A lingering chipotle-smoke smell.

  I climbed the stairs. The giggling was accompanied by a squeaking. At the top of the stairs was another door, slightly ajar. I could make out Ian, or half of him at least, cross-legged at the foot of a wardrobe, holding his face. His shirt was torn, chin resting on his bare white chest, fringe curled over his knuckles. He was rocking back and forth and at first I thought the squeaking was coming from him, perhaps from his back pressing against the wardrobe behind him.
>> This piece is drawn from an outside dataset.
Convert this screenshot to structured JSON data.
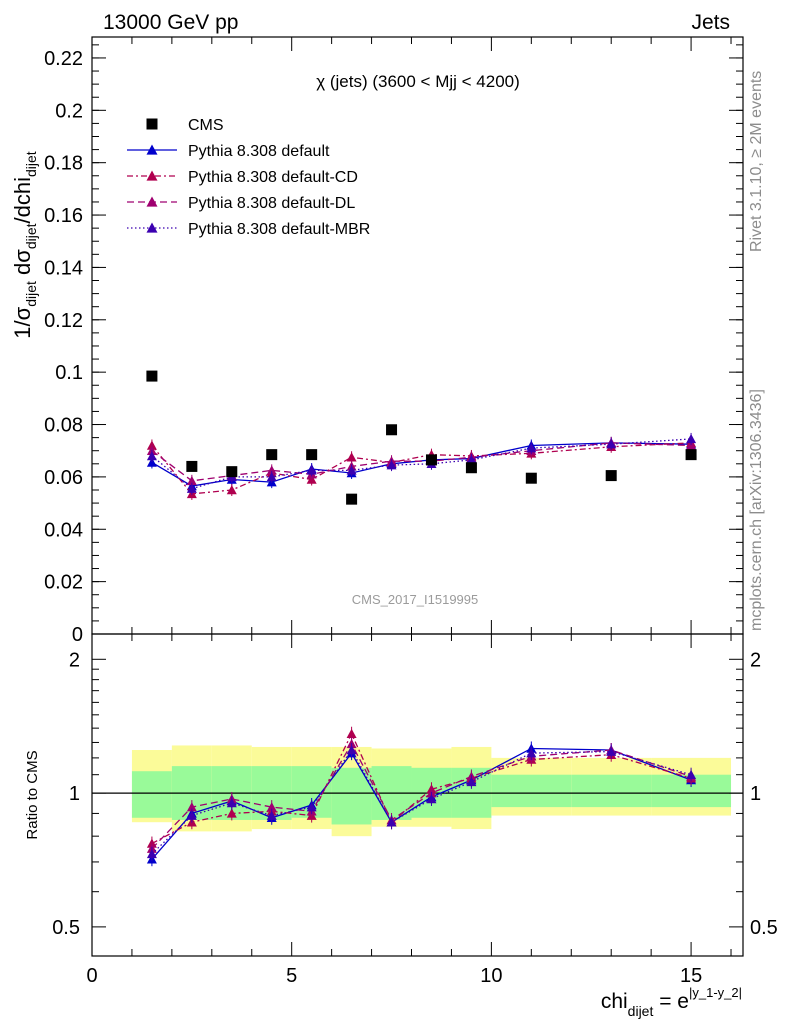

But as I crept closer to the door-crack it was clear the squeaking was coming from the other side of the room, along with Goose’s laughter and a faint repetitive slapping.

  I pressed the door open. A TV glared from the wall, broadcasting a blizzard of static. Goose’s bed was over by the window. There was a girl on it. At first I thought it might be you but I quickly recognised Angela. Her head bobbed, hang-mouthed, off the side, chin in the air, hair swaying into a puddle of vomit on the carpet. Goose stood beside her, giggling, tipping a bottle of beer onto her chest. It fizzed over her face, trickling through her hair into the ever-expanding vomit-puddle. Beer bubbles glistened on her forehead and eyelashes. The near-bald Hawaiian-shirt kid was there, hunched halfway down the bed, teeth gritted, gripping the mattress. He was jerking back and forth. His Hawaiian shirt was open, flapping about him. His eyes were closed, tight – his forehead locked into a frown.

  Every few seconds Angela’s head turned from side to side, as if by turning her head she could avoid the sticky torrent of beer, but Goose was relentless in his pouring. When the bottle was empty he reached for another from a box beside the bed, cracking the lid with his teeth. I wasn’t sure if he’d noticed me – if any of them had. It didn’t seem to matter. Occasionally Angela would let out a sound – a grunt, or a short sharp intake of breath – and the Hawaiian-shirt kid would repeat the sound, imitate it. I’m not sure if he was aware he was doing this. The static light washed over them all. It danced chaotically, especially on Angela. Shadows flickered over her, like Them, hundreds of Them, swarming on her cold white skin.